This study aimed to verify whether it is reasonable to distinguish AEML and sRE-D by the characteristics of the proximal mucosal damage and to clarify the characteristics of AEML in comparison with sRE-D. Compared to the sRE-D group, the AEML group had more comorbidities, most of which were infections. The fact that many patients in the AEML group had been treated for malignancies was also considered to be a reason for their susceptibility to comorbid conditions, particularly infections. The significantly higher WBC and CRP levels in the AEML group than in the sRE-D group may have been due to the higher prevalence of coexisting diseases, such as infections. The possibility of AEML should be considered in patients with worsening systemic conditions, including infections.
The AEML group showed significantly higher lactate levels and acidemia than the sRE-D group. Lactate elevation and acidemia are caused by anaerobic metabolism and lactate production due to tissue hypoxia. The AEML group had more gastric and duodenal ulcers than the sRE-D group, suggesting that mucosal injury may have occurred because of impaired circulation, which may have been due to worsening of the patients’ general condition because of coexisting disease. Additionally, the fact that the use of NSAIDs was significantly higher in the AEML group supports this hypothesis, as the use of NSAIDs may contribute to impaired circulation [11].
The BUN and creatinine levels were also significantly higher in the AEML group. Compared with those in the sRE-D group, patients in the AEML group were more likely to exhibit renal dysfunction and volume loss due to deterioration of their general condition. In particular, volume loss resulted in a tendency for the development of microvascular insufficiency.
The blood glucose levels were significantly higher in the AEML group. This is because patients with AEML are under physical and psychological stress, as well as because some patients had coexisting diabetic ketoacidosis (DKA) and hyperosmolar hyperglycemic syndrome (HHS). In particular, DKA and HHS are diseases that cause severe circulatory insufficiency, which may lead to esophageal mucosal damage and the development of AEML.
The possibility of AEML been caused by gastric acid reflux has been reported in previous studies [1–4]. However, in the present study, the use of PPI was higher in the AEML group (<45%), and esophageal hiatal hernia was less common in the sRE-D group. Since atrophic gastritis was also comparable, it can be considered that there was no significant difference in gastric acid secretion capacity between the two groups. Compared to the sRE-D group, AEML development seemed to be more related to inadequate peripheral circulation than to gastric acid secretion.
The frequency of endoscopic hemostasis in the AEML group was 7.8%, which was significantly lower than that in the sRE-D group. Bleeding was less frequent in the AEML group, but this did not mean that endoscopic procedures were unnecessary. Patients with AEML improve quickly with conservative treatment [1, 2, 4, 7]. If there is no bleeding on upper endoscopy, it is important to improve the general condition of the patient, including the treatment of comorbidities.

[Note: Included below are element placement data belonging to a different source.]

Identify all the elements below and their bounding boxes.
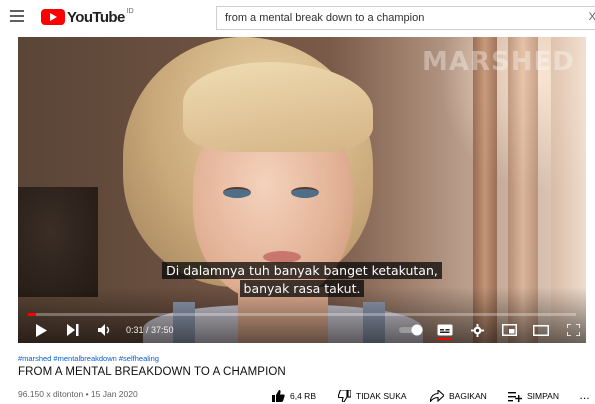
video-hashtags[interactable]: #marshed #mentalbreakdown #selfhealing (18, 354, 159, 363)
like-count: 6,4 RB (290, 391, 316, 401)
video-player[interactable]: MARSHED Di dalamnya tuh banyak banget ke… (18, 37, 586, 343)
logo-region: ID (126, 7, 134, 15)
youtube-logo[interactable]: YouTube ID (41, 8, 134, 26)
play-icon[interactable] (32, 321, 50, 339)
captions-icon[interactable] (436, 321, 454, 340)
subject-fringe (183, 62, 373, 152)
menu-icon[interactable] (10, 10, 24, 22)
miniplayer-icon[interactable] (500, 321, 518, 339)
dislike-button[interactable]: TIDAK SUKA (338, 389, 407, 403)
player-controls: 0:31 / 37:50 (18, 319, 586, 341)
save-button[interactable]: SIMPAN (508, 389, 559, 403)
share-label: BAGIKAN (449, 391, 487, 401)
youtube-logo-icon (41, 9, 65, 25)
video-title: FROM A MENTAL BREAKDOWN TO A CHAMPION (18, 366, 286, 378)
masthead: YouTube ID X (0, 0, 595, 36)
volume-icon[interactable] (96, 321, 114, 339)
like-button[interactable]: 6,4 RB (272, 389, 316, 403)
logo-text: YouTube (67, 8, 125, 26)
channel-watermark: MARSHED (422, 47, 575, 77)
next-icon[interactable] (64, 321, 82, 339)
share-button[interactable]: BAGIKAN (430, 389, 487, 403)
search-input[interactable] (225, 7, 565, 29)
save-playlist-icon (508, 391, 522, 402)
theater-icon[interactable] (532, 321, 550, 339)
subject-eye (223, 187, 251, 198)
thumbs-up-icon (272, 390, 285, 402)
progress-bar[interactable] (28, 313, 576, 316)
video-meta: 96.150 x ditonton • 15 Jan 2020 (18, 389, 138, 399)
autoplay-toggle-icon[interactable] (398, 321, 424, 339)
time-display: 0:31 / 37:50 (126, 325, 174, 335)
captions-active-indicator (438, 338, 452, 340)
fullscreen-icon[interactable] (564, 321, 582, 339)
caption-line: Di dalamnya tuh banyak banget ketakutan, (162, 262, 442, 279)
thumbs-down-icon (338, 390, 351, 402)
settings-icon[interactable] (468, 321, 486, 339)
search-box: X (216, 6, 595, 30)
more-icon[interactable]: ... (580, 389, 590, 403)
share-icon (430, 390, 444, 402)
subject-eye (291, 187, 319, 198)
progress-played (28, 313, 36, 316)
clear-search-icon[interactable]: X (589, 11, 595, 23)
dislike-label: TIDAK SUKA (356, 391, 407, 401)
save-label: SIMPAN (527, 391, 559, 401)
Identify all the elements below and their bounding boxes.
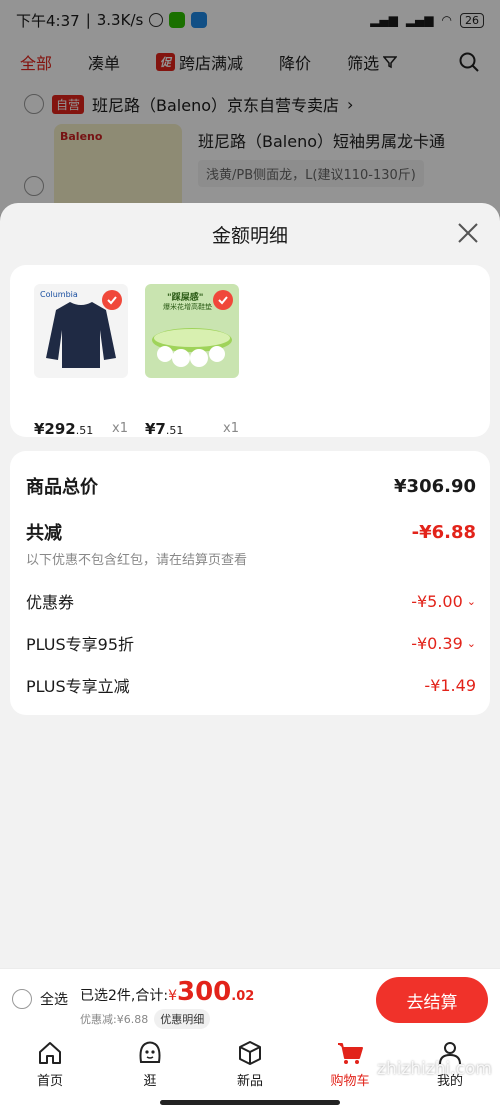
discount-hint: 以下优惠不包含红包，请在结算页查看	[26, 553, 248, 568]
tab-home[interactable]: 首页	[0, 1030, 100, 1111]
discount-line: 优惠减:¥6.88 优惠明细	[80, 1009, 211, 1029]
box-icon	[239, 1041, 261, 1065]
coupon-value: -¥5.00	[411, 591, 463, 611]
home-icon	[39, 1042, 61, 1064]
sheet-title: 金额明细	[211, 225, 288, 247]
brand-logo: Columbia	[40, 290, 78, 299]
checkout-bar: 全选 已选2件,合计: ¥ 300 .02 优惠减:¥6.88 优惠明细 去结算	[0, 968, 500, 1030]
discount-detail-button[interactable]: 优惠明细	[154, 1009, 211, 1029]
select-all-radio[interactable]	[12, 989, 32, 1009]
item-price: ¥7.51	[145, 420, 184, 438]
checked-icon	[102, 290, 122, 310]
watermark: zhizhizhi.com	[377, 1059, 492, 1079]
plus-95-row[interactable]: PLUS专享95折 -¥0.39 ⌄	[26, 631, 476, 655]
close-icon[interactable]	[456, 221, 480, 245]
tab-new[interactable]: 新品	[200, 1030, 300, 1111]
total-price-row: 商品总价 ¥306.90	[26, 475, 476, 499]
total-amount: 300	[177, 977, 232, 1007]
insole-desc: 爆米花增高鞋垫	[163, 303, 212, 311]
coupon-row[interactable]: 优惠券 -¥5.00 ⌄	[26, 589, 476, 613]
total-reduction-row: 共减 -¥6.88	[26, 521, 476, 545]
product-image-sweater: Columbia	[34, 284, 128, 378]
list-item[interactable]: Columbia ¥292.51 x1	[34, 284, 128, 438]
total-reduction-value: -¥6.88	[411, 521, 476, 543]
home-indicator[interactable]	[160, 1100, 340, 1105]
item-quantity: x1	[112, 421, 128, 436]
bottom-tab-bar: 首页 逛 新品 购物车 我的 zhizhizhi.com	[0, 1030, 500, 1111]
items-card: Columbia ¥292.51 x1 "踩屎感" 爆米花增高鞋垫 ¥7.51 …	[10, 265, 490, 438]
item-quantity: x1	[223, 421, 239, 436]
mascot-icon	[139, 1041, 161, 1063]
checked-icon	[213, 290, 233, 310]
checkout-button[interactable]: 去结算	[376, 977, 488, 1023]
chevron-down-icon: ⌄	[466, 594, 476, 608]
item-price: ¥292.51	[34, 420, 94, 438]
list-item[interactable]: "踩屎感" 爆米花增高鞋垫 ¥7.51 x1	[145, 284, 239, 438]
cart-icon	[338, 1043, 363, 1064]
chevron-down-icon: ⌄	[466, 636, 476, 650]
total-line: 已选2件,合计: ¥ 300 .02	[80, 977, 255, 1007]
plus-cut-row: PLUS专享立减 -¥1.49	[26, 675, 476, 697]
plus-95-value: -¥0.39	[411, 633, 463, 653]
price-summary-card: 商品总价 ¥306.90 共减 -¥6.88 以下优惠不包含红包，请在结算页查看…	[10, 451, 490, 715]
tab-browse[interactable]: 逛	[100, 1030, 200, 1111]
total-price-value: ¥306.90	[394, 475, 476, 497]
plus-cut-value: -¥1.49	[424, 675, 476, 695]
select-all-toggle[interactable]: 全选	[12, 989, 68, 1009]
product-image-insole: "踩屎感" 爆米花增高鞋垫	[145, 284, 239, 378]
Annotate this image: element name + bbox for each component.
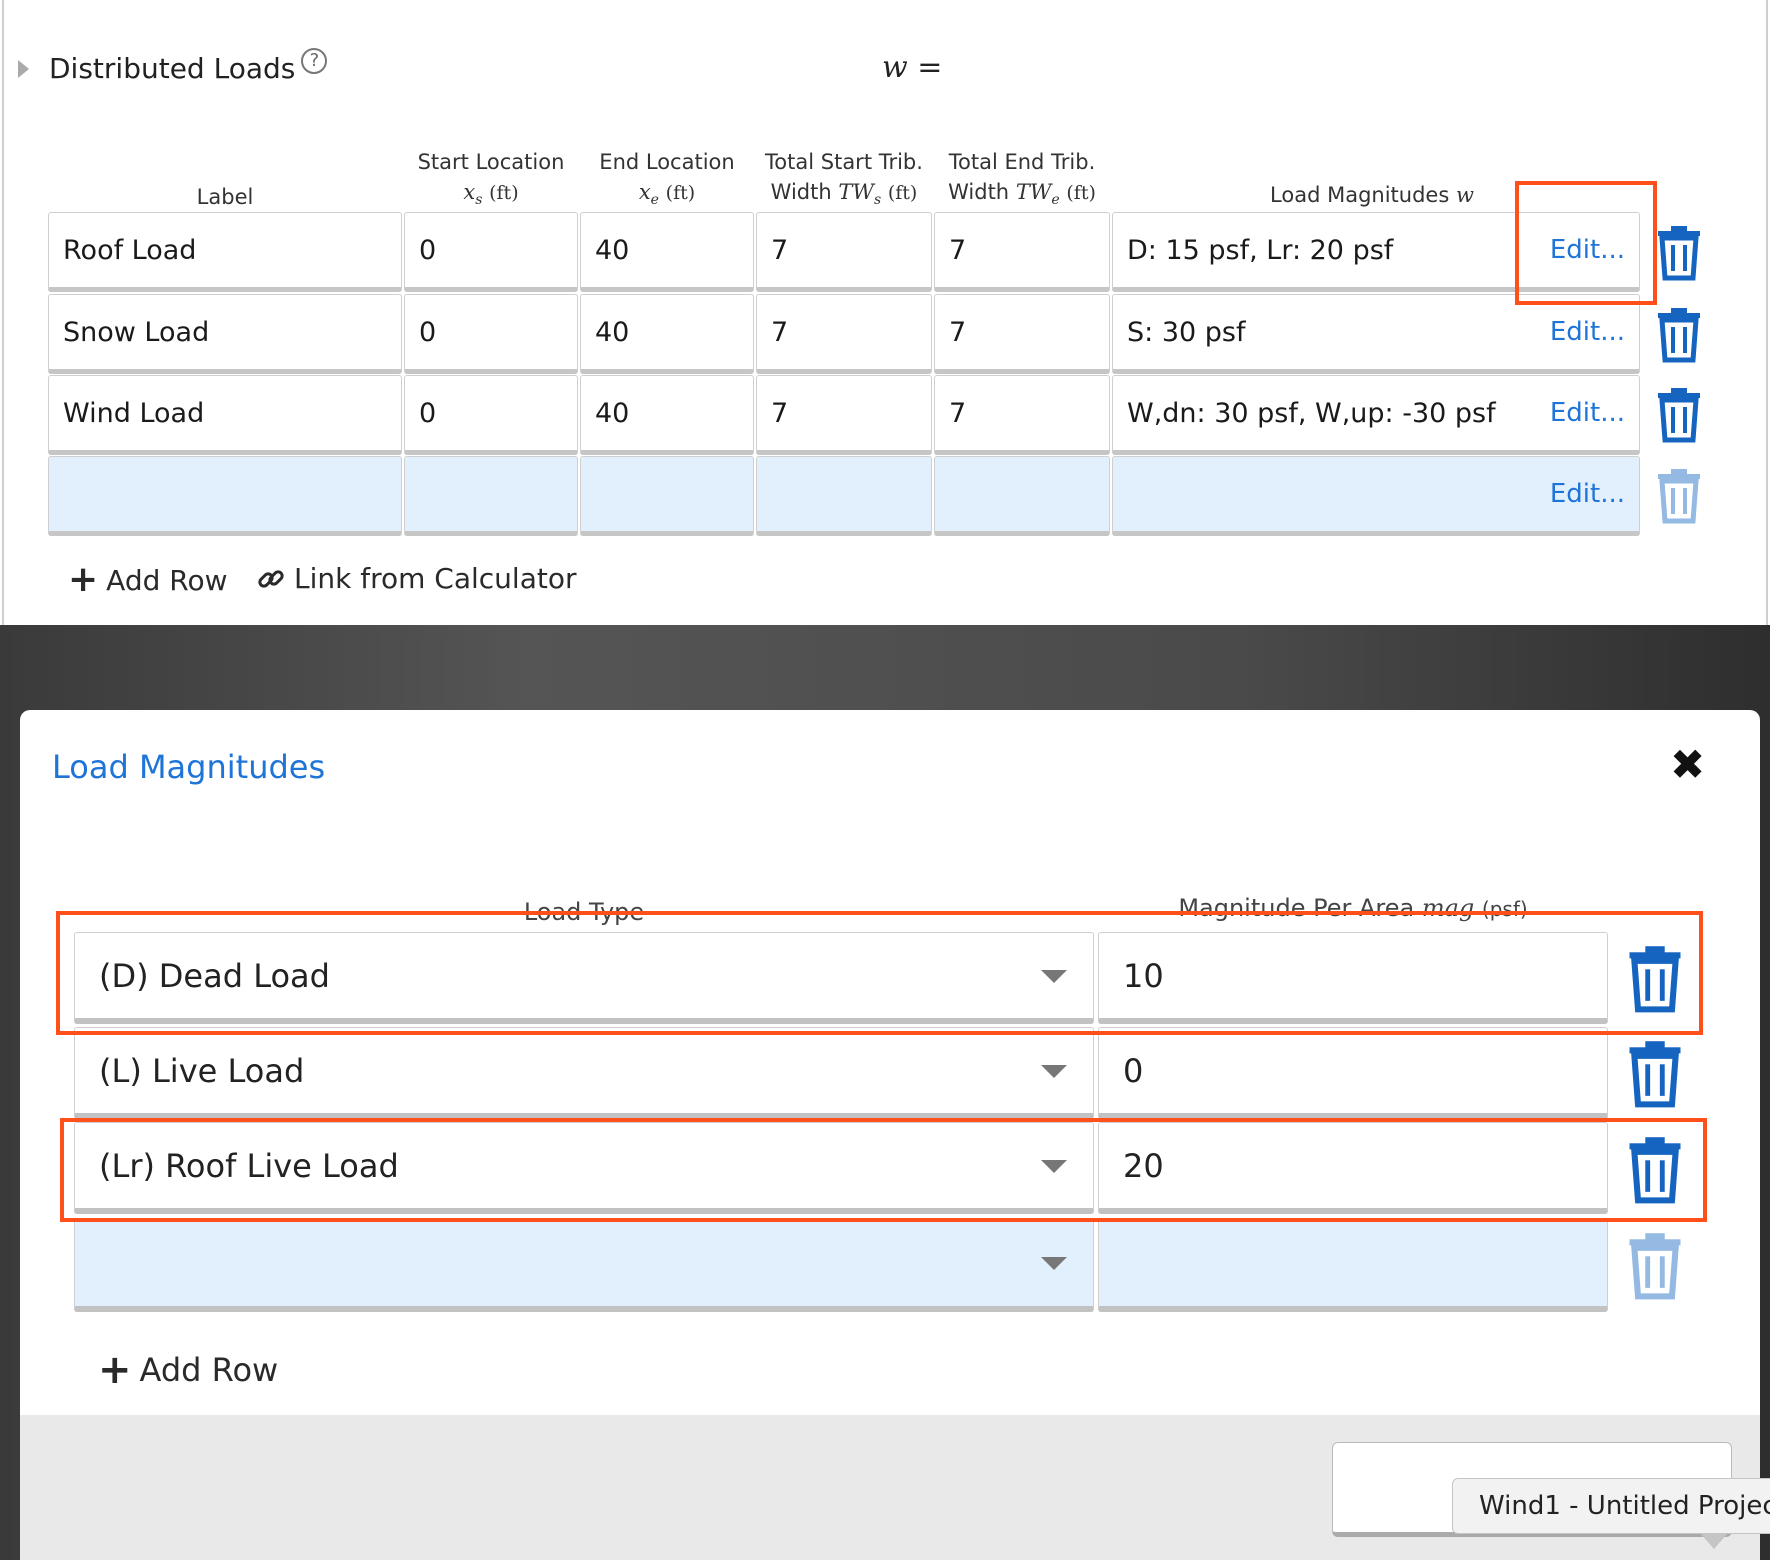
new-row-magnitudes-cell: Edit... [1112, 456, 1640, 536]
row-magnitudes-cell: S: 30 psf Edit... [1112, 294, 1640, 374]
row-end-input[interactable]: 40 [580, 375, 754, 455]
row-end-input[interactable]: 40 [580, 294, 754, 374]
row-end-input[interactable]: 40 [580, 212, 754, 292]
col-header-label: Label [196, 185, 254, 209]
row-start-input[interactable]: 0 [404, 294, 578, 374]
plus-icon: + [68, 559, 99, 600]
row-start-trib-input[interactable]: 7 [756, 294, 932, 374]
new-row-start-trib-input[interactable] [756, 456, 932, 536]
col-header-start: Start Location xs (ft) [417, 150, 565, 209]
row-start-input[interactable]: 0 [404, 212, 578, 292]
modal-title: Load Magnitudes [52, 748, 326, 786]
left-border [2, 0, 4, 625]
section-header[interactable]: Distributed Loads ? [18, 47, 328, 85]
new-row-start-input[interactable] [404, 456, 578, 536]
add-row-button[interactable]: + Add Row [68, 562, 228, 598]
help-icon[interactable]: ? [301, 47, 328, 74]
dropdown-arrow-icon [1041, 1064, 1067, 1078]
plus-icon: + [98, 1347, 132, 1393]
row-magnitudes-text: S: 30 psf [1127, 316, 1246, 348]
link-icon [258, 569, 284, 588]
new-row-label-input[interactable] [48, 456, 402, 536]
load-type-select[interactable]: (L) Live Load [74, 1027, 1094, 1119]
window-tooltip: Wind1 - Untitled Project [1452, 1478, 1770, 1534]
section-title: Distributed Loads [49, 52, 296, 85]
right-border [1766, 0, 1768, 625]
edit-magnitudes-link[interactable]: Edit... [1550, 479, 1625, 509]
row-start-input[interactable]: 0 [404, 375, 578, 455]
row-label-input[interactable]: Roof Load [48, 212, 402, 292]
delete-row-trash-icon [1658, 469, 1700, 524]
add-load-row-button[interactable]: + Add Row [98, 1350, 278, 1390]
expand-triangle-icon[interactable] [18, 59, 29, 78]
row-magnitudes-cell: W,dn: 30 psf, W,up: -30 psf Edit... [1112, 375, 1640, 455]
row-magnitudes-text: D: 15 psf, Lr: 20 psf [1127, 234, 1394, 266]
row-label-input[interactable]: Wind Load [48, 375, 402, 455]
delete-row-trash-icon[interactable] [1656, 225, 1702, 281]
row-label-input[interactable]: Snow Load [48, 294, 402, 374]
new-row-end-trib-input[interactable] [934, 456, 1110, 536]
dropdown-arrow-icon [1041, 1256, 1067, 1270]
col-header-start-trib: Total Start Trib. Width TWs (ft) [765, 150, 923, 209]
tooltip-tail [1700, 1533, 1728, 1549]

In the AEML group, a case of stenosis was observed after healing. Thus, the incidence of stenosis was only 1.6% in our study, whereas previous reports have shown an incidence of 4% [4]. The most common timing for the stenosis is at 7‒10 days after onset [5], but it can also occur within 1 month, as in this case. Therefore, it is necessary to perform follow-up at an appropriate time, considering the risk of stenosis.
In this study, we differentiated sRE-D from AEML by the presence of spiculation on the proximal edge of the esophageal mucosa, as reported by Sakata et al. [7]. The characteristics of proximal mucosal damage in AEML were classified into two types as shown in Figure 6, but many of them changed gradually. The reason for this is that the proximal mucosal damage in sRE is clearly defined, and the involvement of gastric acid reflux may be strong in the clear boundary. However, this has not been proved yet. The squamocolumnar junction has a clear border, but the proximal mucosal damage is gradual, which is typical of AEML.
The reason for the significantly higher number of older women in the sRE-D group was considered to be the effect of hunchback. Older women are more prone to osteoporosis and hunchback than men. Chronic acid reflux and decreased clearance due to hunchback may predispose older women to sRE-D.
The novel findings of this study are as follows: 1) the distinction between sRE-D and AEML, which is more relevant in clinical practice; 2) suggesting that microcirculatory disturbances may be more relevant to the development of AEML than acid reflux, compared with sRE-D; 3) two types of erosions can be distinguished in AEML; and 4) the possibility of stenosis in AEML.
This was a retrospective, single-center study, which may limit the generalizability of the results. It should also be noted that the statistically significant difference in AEML in this study is only a result of comparison with sRE-D and may not be a significant feature of AEML itself.